With the 3000 mAh battery found in typical phones, @ 3.7 Volts, a power draw of 2 Watts would completely deplete it in 5.5 hours. 5 Watts would deplete it in 2.2 hours. 8 Watts would deplete it in 1.4 hours. So I'd say the 2 Watt figure is pretty accurate.
The nm figure used by different manufacturers are not comparable to each other. They are quite literally measuring different things when they deem a process to be x nm.
- Intel's 14nm process yields 37.5M transistors per mm^2
- TSMC's 10nm process yields 52.5M transistors/mm^2.
- Intel's 10nm process yields 101M transistors/mm^2.
- TSMC's 7nm process yields 114M transistors/mm^2
- Samsung's 5nm process is 126.5M transistors/mm^2 (although this is memory, so somewhat more compact).
- TSMC's 5nm process is projected to yield 171M transistors/mm^2
So Intel's 10nm process is actually more comparable to TSMC's 7nm, than to TSMC's 10nm.

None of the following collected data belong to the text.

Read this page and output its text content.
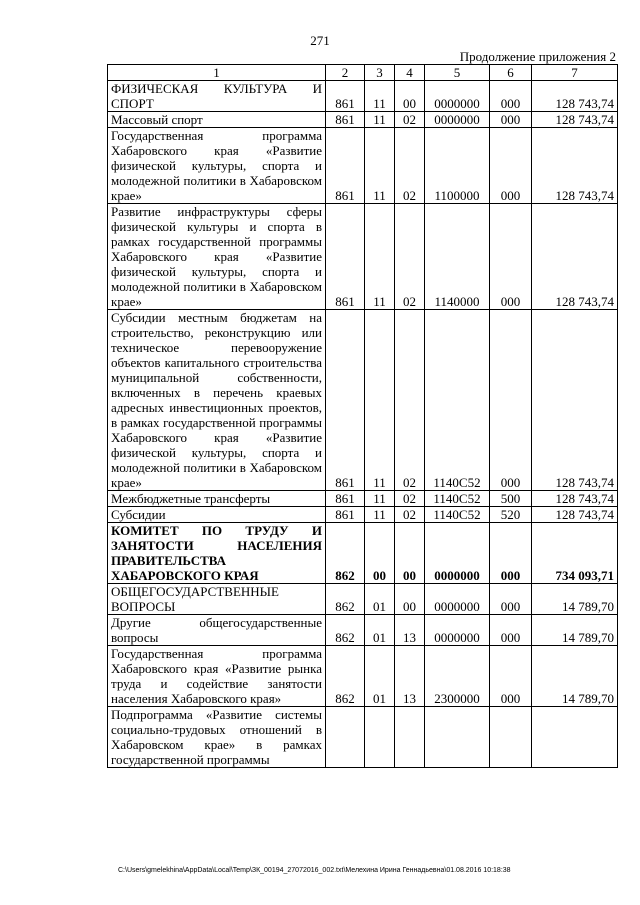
271
Продолжение приложения 2
1	2	3	4	5	6	7
ФИЗИЧЕСКАЯ КУЛЬТУРА И СПОРТ	861	11	00	0000000	000	128 743,74
Массовый спорт	861	11	02	0000000	000	128 743,74
Государственная программа Хабаровского края «Развитие физической культуры, спорта и молодежной политики в Хабаровском крае»	861	11	02	1100000	000	128 743,74
Развитие инфраструктуры сферы физической культуры и спорта в рамках государственной программы Хабаровского края «Развитие физической культуры, спорта и молодежной политики в Хабаровском крае»	861	11	02	1140000	000	128 743,74
Субсидии местным бюджетам на строительство, реконструкцию или техническое перевооружение объектов капитального строительства муниципальной собственности, включенных в перечень краевых адресных инвестиционных проектов, в рамках государственной программы Хабаровского края «Развитие физической культуры, спорта и молодежной политики в Хабаровском крае»	861	11	02	1140С52	000	128 743,74
Межбюджетные трансферты	861	11	02	1140С52	500	128 743,74
Субсидии	861	11	02	1140С52	520	128 743,74
КОМИТЕТ ПО ТРУДУ И ЗАНЯТОСТИ НАСЕЛЕНИЯ ПРАВИТЕЛЬСТВА ХАБАРОВСКОГО КРАЯ	862	00	00	0000000	000	734 093,71
ОБЩЕГОСУДАРСТВЕННЫЕ ВОПРОСЫ	862	01	00	0000000	000	14 789,70
Другие общегосударственные вопросы	862	01	13	0000000	000	14 789,70
Государственная программа Хабаровского края «Развитие рынка труда и содействие занятости населения Хабаровского края»	862	01	13	2300000	000	14 789,70
Подпрограмма «Развитие системы социально-трудовых отношений в Хабаровском крае» в рамках государственной программы						
C:\Users\gmelekhina\AppData\Local\Temp\ЗК_00194_27072016_002.txt\Мелехина Ирина Геннадьевна\01.08.2016 10:18:38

The problem with comparing Geekbench scores across different CPU platforms is that several of the things which comprise the benchmark have hardware assist on some CPUs, not on others. This results in substantially higher scores on the CPUs with hardware acceleration. But the reason general purpose CPUs are missing hardware assist for these functions is because the task is extremely rare (like AES encryption/decryption), and the CPU is very fast. So it's not worth devoting the silicon to it, because in the rare instances where it's needed the CPU can complete it in a reasonable amount of time. But in something like a SoC, the general purpose part of the CPU is so slow that AES would completely cripple performance. So they have to add hardware AES encryption/decryption to make the SoC usable in the rare instances where it will be needed.
The benchmark does not weight these according to frequency of need as is done in the CPU design process. It weights these rarely-used functions the same as commonly-used functions, resulting in the hardware acceleration in SoCs exaggerating their benchmark score compared to general purpose CPUs. Whereas in real-world tasks, the general purpose CPUs dominate.